Wednesday, August 4

Bike Mode Share at the Gym

Spinning With a Famous Bike Coach in Dallas
I’m mystified. At almost any gym in Tarrant County, you will see a room full of stationary bicycles, with people taking spin classes. At the same time, you will see a completely empty bike rack outside the gym entry door. Is it just me, or does anybody else think this is a peculiar combination? Personally, I find driving specially to the gym to be a time waster, because transit time is lost workout time, unless you walk, run, or bike to the gym.

As an example, it takes me ten minutes to drive to the gym near my house. It takes me fifteen minutes to bike there if I’m working at it. For the round trip, I get thirty minutes of exercise and it only takes me thirty minutes. Looked at another way, if I were planning to do a half hour workout, it would take me thirty minutes (plus shower time) to ride, but it would take me fifty minutes (plus shower time) to accomplish if I drove.
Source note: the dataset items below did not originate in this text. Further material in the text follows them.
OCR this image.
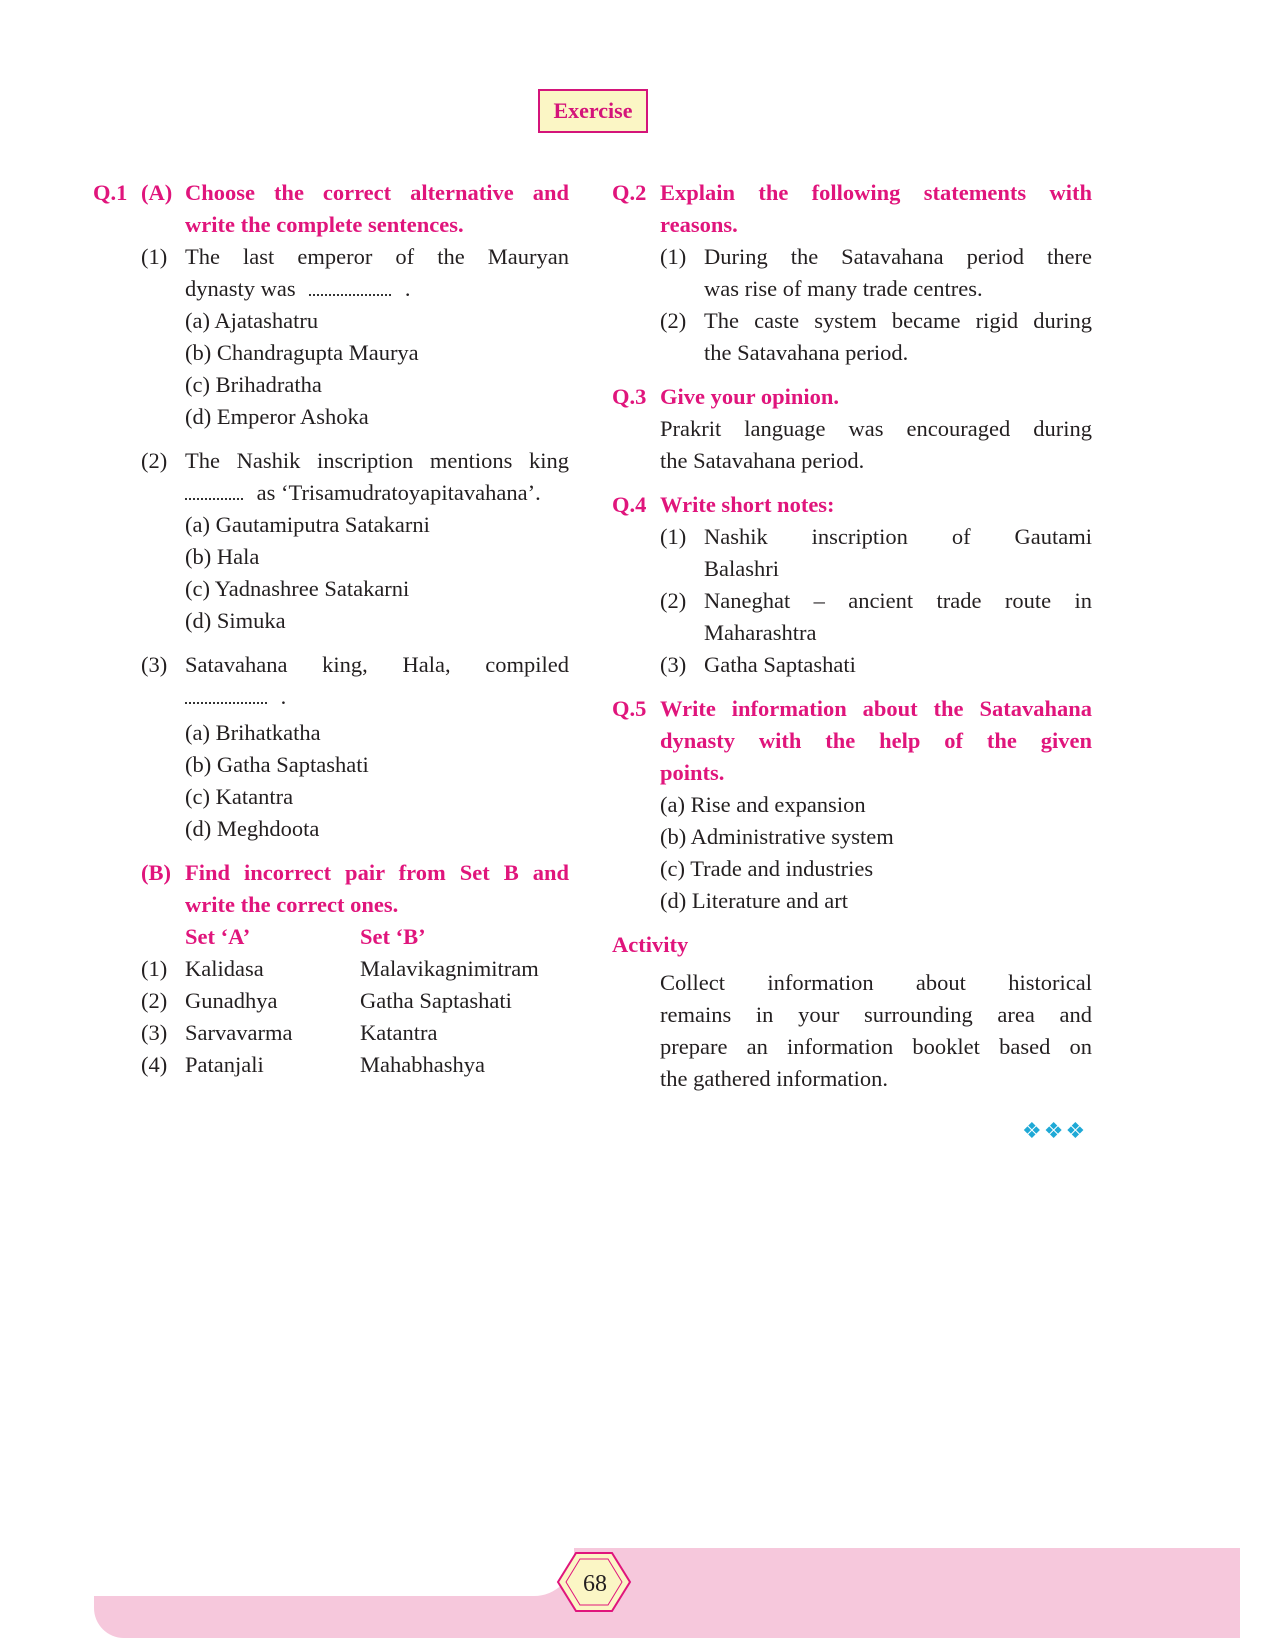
Exercise
Q.1 (A) Choose the correct alternative and
write the complete sentences.
(1) The last emperor of the Mauryan
dynasty was	.
(a) Ajatashatru
(b) Chandragupta Maurya
(c) Brihadratha
(d) Emperor Ashoka
(2) The Nashik inscription mentions king
as ‘Trisamudratoyapitavahana’.
(a) Gautamiputra Satakarni
(b) Hala
(c) Yadnashree Satakarni
(d) Simuka
(3) Satavahana king, Hala, compiled
.
(a) Brihatkatha
(b) Gatha Saptashati
(c) Katantra
(d) Meghdoota
(B) Find incorrect pair from Set B and
write the correct ones.
Set ‘A’	Set ‘B’
(1) Kalidasa	Malavikagnimitram
(2) Gunadhya	Gatha Saptashati
(3) Sarvavarma	Katantra
(4) Patanjali	Mahabhashya
Q.2 Explain the following statements with
reasons.
(1) During the Satavahana period there
was rise of many trade centres.
(2) The caste system became rigid during
the Satavahana period.
Q.3 Give your opinion.
Prakrit language was encouraged during
the Satavahana period.
Q.4 Write short notes:
(1) Nashik inscription of Gautami
Balashri
(2) Naneghat – ancient trade route in
Maharashtra
(3) Gatha Saptashati
Q.5 Write information about the Satavahana
dynasty with the help of the given
points.
(a) Rise and expansion
(b) Administrative system
(c) Trade and industries
(d) Literature and art
Activity
Collect information about historical
remains in your surrounding area and
prepare an information booklet based on
the gathered information.
❖❖❖
68
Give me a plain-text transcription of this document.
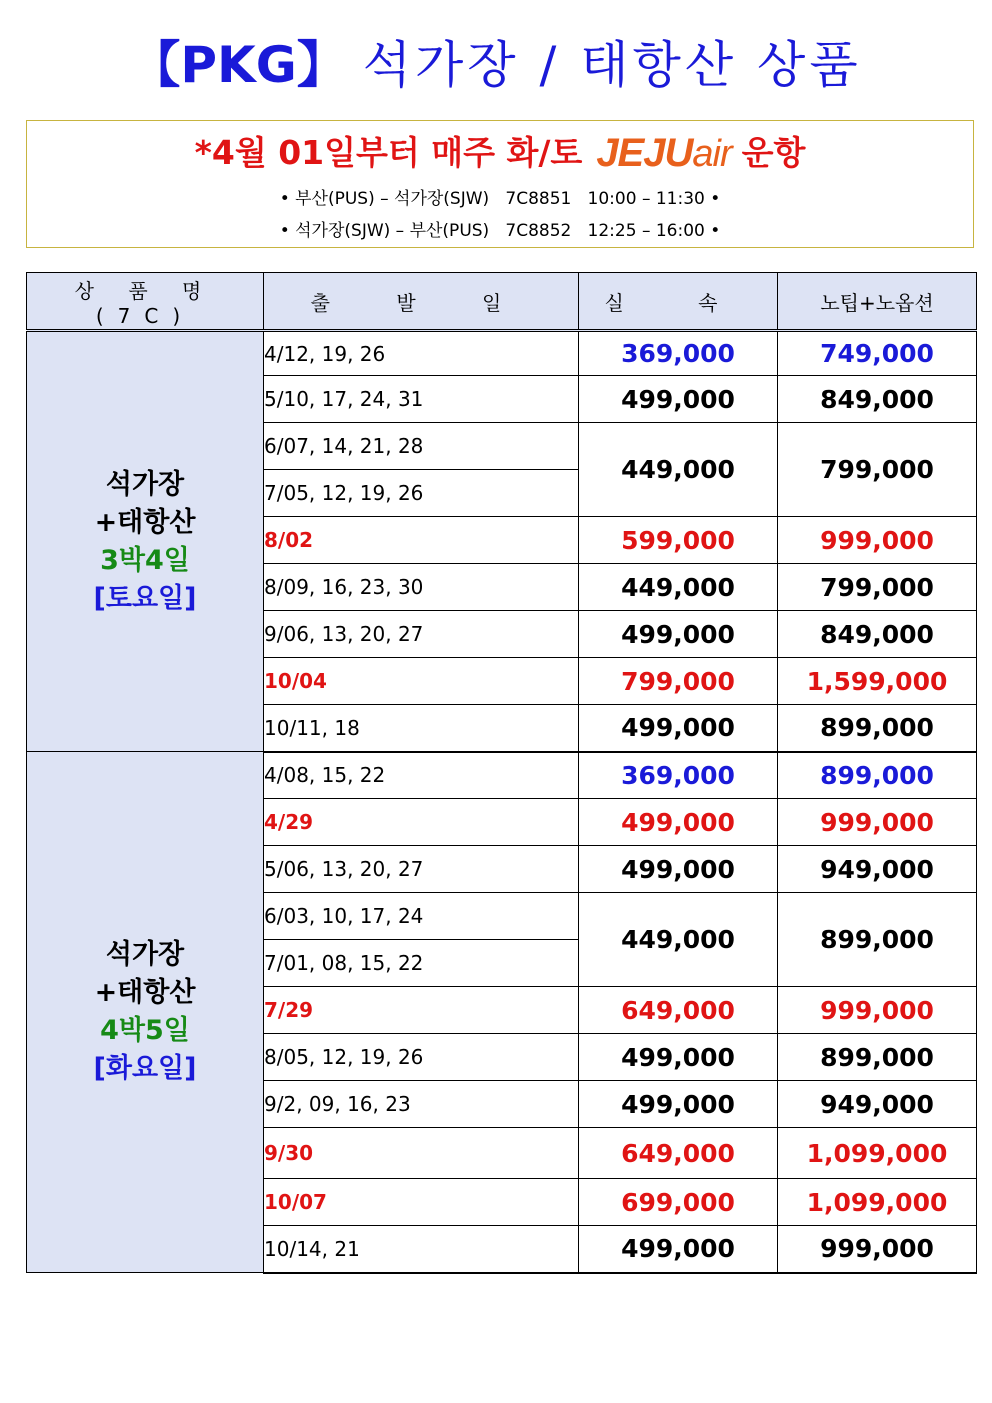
【PKG】 석가장 / 태항산 상품
*4월 01일부터 매주 화/토 JEJUair 운항
• 부산(PUS) – 석가장(SJW)   7C8851   10:00 – 11:30 •
• 석가장(SJW) – 부산(PUS)   7C8852   12:25 – 16:00 •
상 품 명(7C)	출 발 일	실 속	노팁+노옵션

석가장
+태항산
3박4일
[토요일]	4/12, 19, 26	369,000	749,000
	5/10, 17, 24, 31	499,000	849,000
	6/07, 14, 21, 28	449,000	799,000
	7/05, 12, 19, 26		
	8/02	599,000	999,000
	8/09, 16, 23, 30	449,000	799,000
	9/06, 13, 20, 27	499,000	849,000
	10/04	799,000	1,599,000
	10/11, 18	499,000	899,000

석가장
+태항산
4박5일
[화요일]	4/08, 15, 22	369,000	899,000
	4/29	499,000	999,000
	5/06, 13, 20, 27	499,000	949,000
	6/03, 10, 17, 24	449,000	899,000
	7/01, 08, 15, 22		
	7/29	649,000	999,000
	8/05, 12, 19, 26	499,000	899,000
	9/2, 09, 16, 23	499,000	949,000
	9/30	649,000	1,099,000
	10/07	699,000	1,099,000
	10/14, 21	499,000	999,000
On the other hand, I’d probably spend less time in the sauna and drinking post-workout coffee if I drove, so maybe the bike really ISN’T quicker.

REMEMBER, HOW YOU GET TO THE GYM IS PART OF YOUR TOTAL WORKOUT TIME and it can improve your overall results. Don't waste that trip!
Kermit and Frankenbike All Alone During a Spinning Class

10 comments:

Oldfool said...

Gym's are a social activity. If you need exercise do real work. Transportation, yard, garden, tote that bale lift that barge, etc.
Driving to the gym and taking the escalator to the entrance and riding the moving sidewalk to the exercise room is great comedy.

cycler said...

Yeah, I never got the spinning thing.
I have been guilty of driving to the gym, but mainly when the air quality was bad, or it was too icy to run outside. I also did drive to the gym when it was on my way home, but if you're making a special trip, it gets a bit silly.

Chuck Davis said...

A room full of stationary bicycles with people spinning on them has very little to do with bicycling and otherwise may be a lame excuse for "social activity"

........this is knot to say that there aren't desperate and lonely peeps out there!

Steve A said...

I DO drive to the gym on days I don't ride my bike to work. I leave the house at the same time as if I'm riding, and the gym is within a block of the shortest route to work. The gym isn't too social at 6 in the morning. It's also hard to do yard work at that time of day without a flashlight. Conveniently, there's a Starbucks next door to the gym.

PM Summer said...

Glad to see you using that rack properly... if not correctly.

;-)

John Romeo Alpha said...

I know several people who take showers before they go to the gym. That was the final straw that caused me to decide that the rituals surrounding the fitness club subculture are beyond the powers of mere reason to decipher.

Alexwarrior said...

Tons of people bike to my gym in Vancouver in Canada. But parking at it costs $5.50, which might have something to do with it.

Ed W said...

I'm told the after-work crowd at the gym is more focused on flirtation that actual work-outs. The ones who go in before dawn for their exercise are fairly serious about it.

A co-worker commented on how he saw someone driving round and round in the parking lot, looking for a space conveniently near the door, so he wouldn't have to walk so far in order to exercise. Go figure.

Steve A said...

PM, that particular rack is not possible to use correctly AND properly at the same time because the shrub is closer to it than it looks in the photo. Looking at the photo, however, it would have been "bike friendlier" had I parked at the left side of the rack, which would have allowed other bikes room to lock up, had there actually been any.

Steve A said...

Ed W, I have often seen people driving around in the gym parking lot looking for a good space. I just ride my bike up and get the best space of all. If the gym management reads Alexwarrier's comment, they'd charge for the "premium" spots just as they charge for "premium" lockers. I'll bet some would pay for the parking.